I basically agree with this post but want to push back a little bit here:
The problem is not that we don’t know how to prevent power-seeking or instrumental convergence, because we want power-seeking and instrumental convergence. The problem is that we don’t know how to align this power-seeking, how to direct the power towards what we want, rather than having side-effects that we don’t want.
Yes, some level of power-seeking-like behavior is necessary for the AI to do impressive stuff. But I don’t think that means giving up on the idea of limiting power-seeking. One model could look like this: for a given task, some level of power-seeking is necessary (e.g. to build working nanotech, you need to do a bunch of experiments and simulations, which requires physical resources, compute, etc.). But by default, the solution an optimization process would find might do even more power-seeking than that (killing all humans to ensure they don’t intervene, turning the entire earth into computers). This higher level of power-seeking does increase the success probability (e.g. humans interfering is a genuine issue in terms of the goal of building nanotech). But this increase in success probability clearly isn’t necessary from our perspective: if humans try to shut down the AI, we’re fine with the AI letting itself be shut off (we want that, in fact!). So the argument “we want power-seeking” isn’t strong enough to imply “we want arbitrary amounts of power-seeking, and trying to limit it is mis-guided”.
I think of this as two complementary approaches to AI safety:
Aligning more powerful AI system (that seek power in more ways). Roughly value alignment.
Achieving the same tasks with AI systems that are less power-seeking (and are hopefully less risky/easier to align). Roughly corrigibility, trying to find “weak-ish pivotal acts”, …
I see this post as a great write-up for “We need some power-seeking/instrumentally convergent behavior, so AI safety isn’t about avoiding that entirely” (a rock would solve that problem, it doesn’t seek any power). I just want to add that my best guess is we’ll want to do some mix of 1. and 2. above, not just 1. (or at least, we should currently pursuer both strategies, because it’s unclear how tractable each one is).
Even if the effect of it is “limiting power-seeking”, I suspect this to be a poor frame for actually coming up with a solution, because this is defined purely in the negative, and not even in the negative of something we want to avoid, but instead in the negative of something we often want to achieve. Rather, one should come to understand what kind of power seeking we want to limit.
Corrigibility does not necessarily mean limiting power-seeking much. You could have an AI that is corrigible not because it doesn’t accumulate a bunch of resources and build up powerful infrastructure, but instead because it voluntarily avoids using this infrastructure against the people it tries to be corrigible to.

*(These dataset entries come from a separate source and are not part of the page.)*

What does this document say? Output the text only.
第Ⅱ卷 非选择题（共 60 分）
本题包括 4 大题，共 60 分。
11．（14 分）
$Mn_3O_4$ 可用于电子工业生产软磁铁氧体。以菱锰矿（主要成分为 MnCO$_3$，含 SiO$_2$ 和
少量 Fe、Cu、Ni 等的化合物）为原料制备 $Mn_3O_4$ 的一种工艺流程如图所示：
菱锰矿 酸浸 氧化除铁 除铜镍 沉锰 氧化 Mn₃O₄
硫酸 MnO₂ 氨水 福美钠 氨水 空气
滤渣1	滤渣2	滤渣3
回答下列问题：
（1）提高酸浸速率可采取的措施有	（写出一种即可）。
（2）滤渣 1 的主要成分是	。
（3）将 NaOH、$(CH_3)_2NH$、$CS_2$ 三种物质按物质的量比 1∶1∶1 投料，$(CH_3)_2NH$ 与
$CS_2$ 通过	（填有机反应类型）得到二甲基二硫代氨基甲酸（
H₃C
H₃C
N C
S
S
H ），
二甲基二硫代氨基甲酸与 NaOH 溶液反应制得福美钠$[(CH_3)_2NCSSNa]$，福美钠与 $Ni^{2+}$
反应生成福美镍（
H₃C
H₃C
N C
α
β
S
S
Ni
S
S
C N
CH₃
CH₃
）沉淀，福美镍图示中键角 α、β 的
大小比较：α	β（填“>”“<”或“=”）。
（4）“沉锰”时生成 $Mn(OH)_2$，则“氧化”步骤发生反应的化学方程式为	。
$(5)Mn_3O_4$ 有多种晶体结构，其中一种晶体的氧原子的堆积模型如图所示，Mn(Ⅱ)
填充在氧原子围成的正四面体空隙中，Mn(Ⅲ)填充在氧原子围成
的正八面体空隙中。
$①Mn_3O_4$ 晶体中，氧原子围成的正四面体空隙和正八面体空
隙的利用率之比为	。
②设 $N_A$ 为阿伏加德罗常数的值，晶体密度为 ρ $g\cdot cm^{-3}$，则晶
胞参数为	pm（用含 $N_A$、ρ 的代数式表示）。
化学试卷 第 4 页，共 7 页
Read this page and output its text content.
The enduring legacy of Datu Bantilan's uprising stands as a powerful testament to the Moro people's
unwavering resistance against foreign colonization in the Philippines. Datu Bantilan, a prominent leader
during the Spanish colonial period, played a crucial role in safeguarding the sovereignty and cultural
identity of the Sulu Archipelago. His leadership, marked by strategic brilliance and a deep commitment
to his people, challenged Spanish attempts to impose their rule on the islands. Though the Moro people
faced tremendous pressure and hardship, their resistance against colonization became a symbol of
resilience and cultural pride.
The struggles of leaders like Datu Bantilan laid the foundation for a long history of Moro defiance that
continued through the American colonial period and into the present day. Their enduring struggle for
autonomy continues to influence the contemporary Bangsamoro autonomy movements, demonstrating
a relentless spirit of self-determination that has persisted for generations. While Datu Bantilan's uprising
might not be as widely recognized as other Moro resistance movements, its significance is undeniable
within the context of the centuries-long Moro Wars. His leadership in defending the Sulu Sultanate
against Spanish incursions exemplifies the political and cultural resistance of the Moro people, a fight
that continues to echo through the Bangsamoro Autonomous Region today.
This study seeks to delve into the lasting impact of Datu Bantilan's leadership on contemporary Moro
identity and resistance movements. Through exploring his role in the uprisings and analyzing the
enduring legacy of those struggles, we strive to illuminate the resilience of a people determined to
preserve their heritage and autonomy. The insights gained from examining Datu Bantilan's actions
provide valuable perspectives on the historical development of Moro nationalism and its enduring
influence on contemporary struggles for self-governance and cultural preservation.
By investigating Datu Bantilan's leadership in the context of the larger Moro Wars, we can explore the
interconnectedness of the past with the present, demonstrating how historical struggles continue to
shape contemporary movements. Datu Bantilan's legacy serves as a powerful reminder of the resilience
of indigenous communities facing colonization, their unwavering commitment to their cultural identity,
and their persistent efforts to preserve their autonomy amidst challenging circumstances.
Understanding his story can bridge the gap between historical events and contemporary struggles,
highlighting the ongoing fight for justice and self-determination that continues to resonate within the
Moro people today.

I basically agree with this post but want to push back a little bit here:
Yes, some level of power-seeking-like behavior is necessary for the AI to do impressive stuff. But I don’t think that means giving up on the idea of limiting power-seeking. One model could look like this: for a given task, some level of power-seeking is necessary (e.g. to build working nanotech, you need to do a bunch of experiments and simulations, which requires physical resources, compute, etc.). But by default, the solution an optimization process would find might do even more power-seeking than that (killing all humans to ensure they don’t intervene, turning the entire earth into computers). This higher level of power-seeking does increase the success probability (e.g. humans interfering is a genuine issue in terms of the goal of building nanotech). But this increase in success probability clearly isn’t necessary from our perspective: if humans try to shut down the AI, we’re fine with the AI letting itself be shut off (we want that, in fact!). So the argument “we want power-seeking” isn’t strong enough to imply “we want arbitrary amounts of power-seeking, and trying to limit it is mis-guided”.
I think of this as two complementary approaches to AI safety:
Aligning more powerful AI system (that seek power in more ways). Roughly value alignment.
Achieving the same tasks with AI systems that are less power-seeking (and are hopefully less risky/easier to align). Roughly corrigibility, trying to find “weak-ish pivotal acts”, …
I see this post as a great write-up for “We need some power-seeking/instrumentally convergent behavior, so AI safety isn’t about avoiding that entirely” (a rock would solve that problem, it doesn’t seek any power). I just want to add that my best guess is we’ll want to do some mix of 1. and 2. above, not just 1. (or at least, we should currently pursuer both strategies, because it’s unclear how tractable each one is).
I don’t totally disagree, but two points:
Even if the effect of it is “limiting power-seeking”, I suspect this to be a poor frame for actually coming up with a solution, because this is defined purely in the negative, and not even in the negative of something we want to avoid, but instead in the negative of something we often want to achieve. Rather, one should come to understand what kind of power seeking we want to limit.
Corrigibility does not necessarily mean limiting power-seeking much. You could have an AI that is corrigible not because it doesn’t accumulate a bunch of resources and build up powerful infrastructure, but instead because it voluntarily avoids using this infrastructure against the people it tries to be corrigible to.